Scientific classification
- Kingdom: Animalia
- Phylum: Chordata
- Class: Mammalia
- Order: Chiroptera
- Family: Vespertilionidae
- Genus: Myotis
- Species: M. rufoniger
- Binomial name: Myotis rufoniger (Tomes, 1858)
- Synonyms: Myotis formosus rufoniger

= Reddish-black myotis =

- Authority: (Tomes, 1858)
- Conservation status: LC
- Synonyms: Myotis formosus rufoniger

Species of bat

The reddish-black myotis or black-winged myotis (Myotis rufoniger), colloquially known as the "red bat" or "golden bat" (not to be confused with Lasiurus species, also known as red bats, or Mimon bennettii, also known as the golden bat) in South Korea, is a species of vesper bat found throughout East Asia.

== Taxonomy ==
It was initially described as a distinct species by Robert Fisher Tomes in 1858, but later studies reclassified as conspecific with Hodgson's bat (M. formosus). However, a 2014 morphological study found major divergence between M. formosus and M. rufoniger, and thus split them from one another. Creating a phylogeny based on wing patterns, the study found M. rufoniger to be most closely related to Welwitsch's bat (M. welwitschii) of Africa, rather than to M. formosus. This has also been followed by the American Society of Mammalogists, the IUCN Red List, and the ITIS.

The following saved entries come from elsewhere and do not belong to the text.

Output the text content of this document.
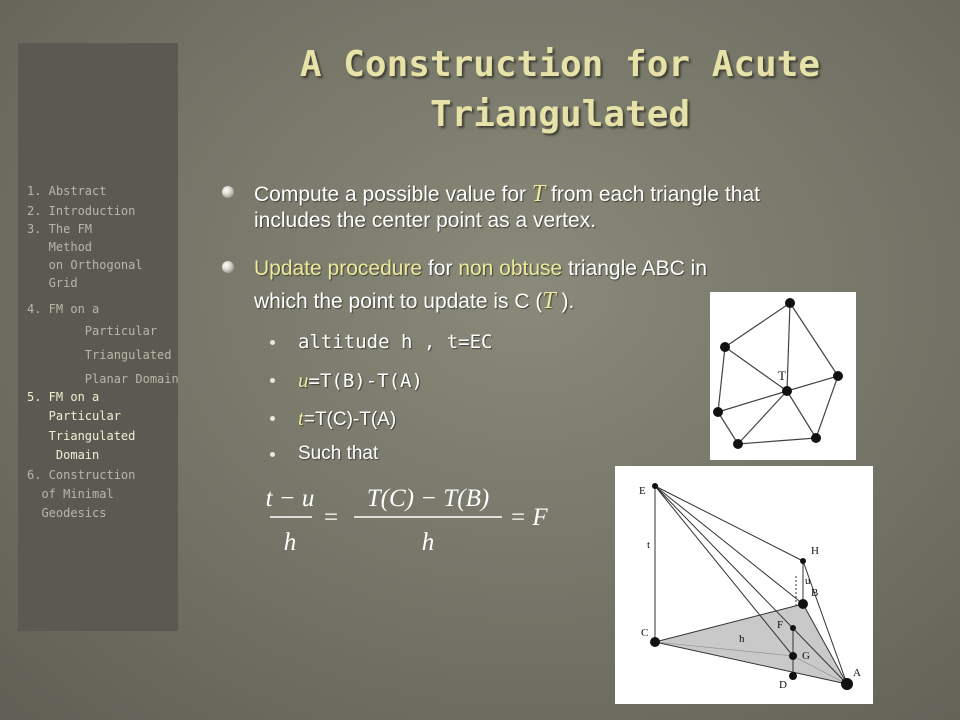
1. Abstract
2. Introduction
3. The FM
Method
on Orthogonal
Grid
4. FM on a
Particular
Triangulated
Planar Domain
5. FM on a
Particular
Triangulated
Domain
6. Construction
of Minimal
Geodesics
A Construction for Acute Triangulated
Compute a possible value for T from each triangle that
includes the center point as a vertex.
Update procedure for non obtuse triangle ABC in
which the point to update is C (T ).
altitude h , t=EC
u=T(B)-T(A)
t=T(C)-T(A)
Such that
t − u
h
=
T(C) − T(B)
h
= F
T
E
H
B
C
F
G
A
D
t
u
h
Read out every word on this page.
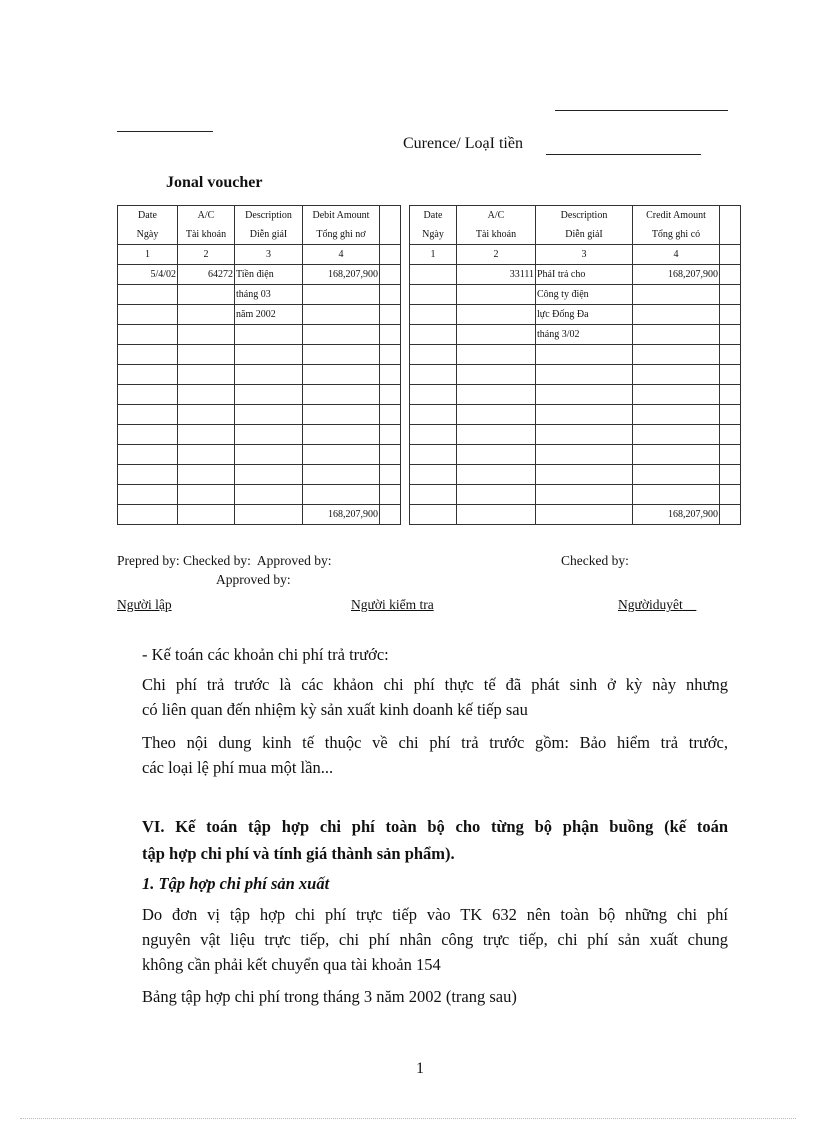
Curence/ LoạI tiền
Jonal voucher
Date	A/C	Description	Debit Amount	
Ngày	Tài khoản	Diễn giảI	Tổng ghi nơ	
1	2	3	4	
5/4/02	64272	Tiền điện	168,207,900	
		tháng 03		
		năm 2002		

			168,207,900	
Date	A/C	Description	Credit Amount	
Ngày	Tài khoản	Diễn giảI	Tổng ghi có	
1	2	3	4	
	33111	PhảI trả cho	168,207,900	
		Công ty điện		
		lực Đống Đa		
		tháng 3/02		

			168,207,900	
Prepred by: Checked by:  Approved by:	Checked by:
Approved by:
Người lập	Người kiểm tra	Ngườiduyêt__
- Kế toán các khoản chi phí trả trước:
Chi phí trả trước là các khảon chi phí thực tế đã phát sinh ở kỳ này nhưng
có liên quan đến nhiệm kỳ sản xuất kinh doanh kế tiếp sau
Theo nội dung kinh tế thuộc về chi phí trả trước gồm: Bảo hiểm trả trước,
các loại lệ phí mua một lần...
VI. Kế toán tập hợp chi phí toàn bộ cho từng bộ phận buồng (kế toán
tập hợp chi phí và tính giá thành sản phẩm).
1. Tập hợp chi phí sản xuất
Do đơn vị tập hợp chi phí trực tiếp vào TK 632 nên toàn bộ những chi phí
nguyên vật liệu trực tiếp, chi phí nhân công trực tiếp, chi phí sản xuất chung
không cần phải kết chuyển qua tài khoản 154
Bảng tập hợp chi phí trong tháng 3 năm 2002 (trang sau)
1
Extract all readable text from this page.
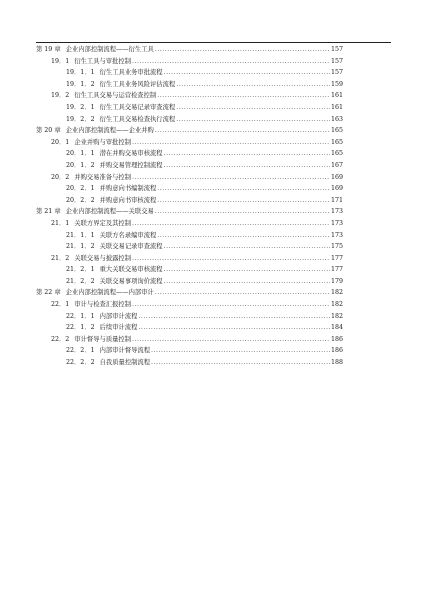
第 19 章 企业内部控制流程——衍生工具 .....	157
19．1 衍生工具与审批控制 .....	157
19．1．1 衍生工具业务审批流程 .....	157
19．1．2 衍生工具业务风险评估流程 .....	159
19．2 衍生工具交易与运营检查控制 .....	161
19．2．1 衍生工具交易记录审查流程 .....	161
19．2．2 衍生工具交易检查执行流程 .....	163
第 20 章 企业内部控制流程——企业并购 .....	165
20．1 企业并购与审批控制 .....	165
20．1．1 潜在并购交易审核流程 .....	165
20．1．2 并购交易管理控制流程 .....	167
20．2 并购交易准备与控制 .....	169
20．2．1 并购意向书编制流程 .....	169
20．2．2 并购意向书审核流程 .....	171
第 21 章 企业内部控制流程——关联交易 .....	173
21．1 关联方界定及其控制 .....	173
21．1．1 关联方名录编审流程 .....	173
21．1．2 关联交易记录审查流程 .....	175
21．2 关联交易与披露控制 .....	177
21．2．1 重大关联交易审核流程 .....	177
21．2．2 关联交易事项询价流程 .....	179
第 22 章 企业内部控制流程——内部审计 .....	182
22．1 审计与检查汇报控制 .....	182
22．1．1 内部审计流程 .....	182
22．1．2 后续审计流程 .....	184
22．2 审计督导与质量控制 .....	186
22．2．1 内部审计督导流程 .....	186
22．2．2 自我质量控制流程 .....	188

A 2017 genetic study found M. rufoniger to have a low effective population size, being the lowest of the four Myotis species sampled for the study. The study found its effective population size to have peaked during the late Pleistocene, about 50,000 years ago, and to have dramatically decreased since the Last Glacial Maximum, reaching its lowest level in the present day.

== Distribution and habitat ==
It is thought to have a spotty but wide range across eastern Asia, ranging from Vietnam & Laos north through China, east to Taiwan, and north to the Korean peninsula. It has also been recorded on Tsushima Island in Japan. This species has been recorded from montane forests in Korea and Taiwan, and in subtropical forests in Vietnam. It is thought to roost in caves in at least part of its distribution area.

=== In Korea ===
In South Korea, this species is protected and designated a natural monument (monument number 452). It is one of the most well-known and iconic protected animals of South Korea. An exhibition center for the species exists in Hampyeong County, which, in addition to an exhibition hall, also displays a sculpture of the species made of 162 kg of pure gold, referencing the discovery of a colony of over 162 bats in a nearby cave.

== Status ==
Some populations of this species are thought to be cave-dwellers, and thus they may threatened by disturbance of caves. As they forage in forests, and some populations also roost in them, they may also be threatened by logging. Due to its conspicuous coloration, individuals of this species may be at risk of being captured and used as ornaments. However, this species has a wide range across East Asia and is thought to have some degree of tolerance to habitat modification, so it is classified as Least Concern on the IUCN Red List.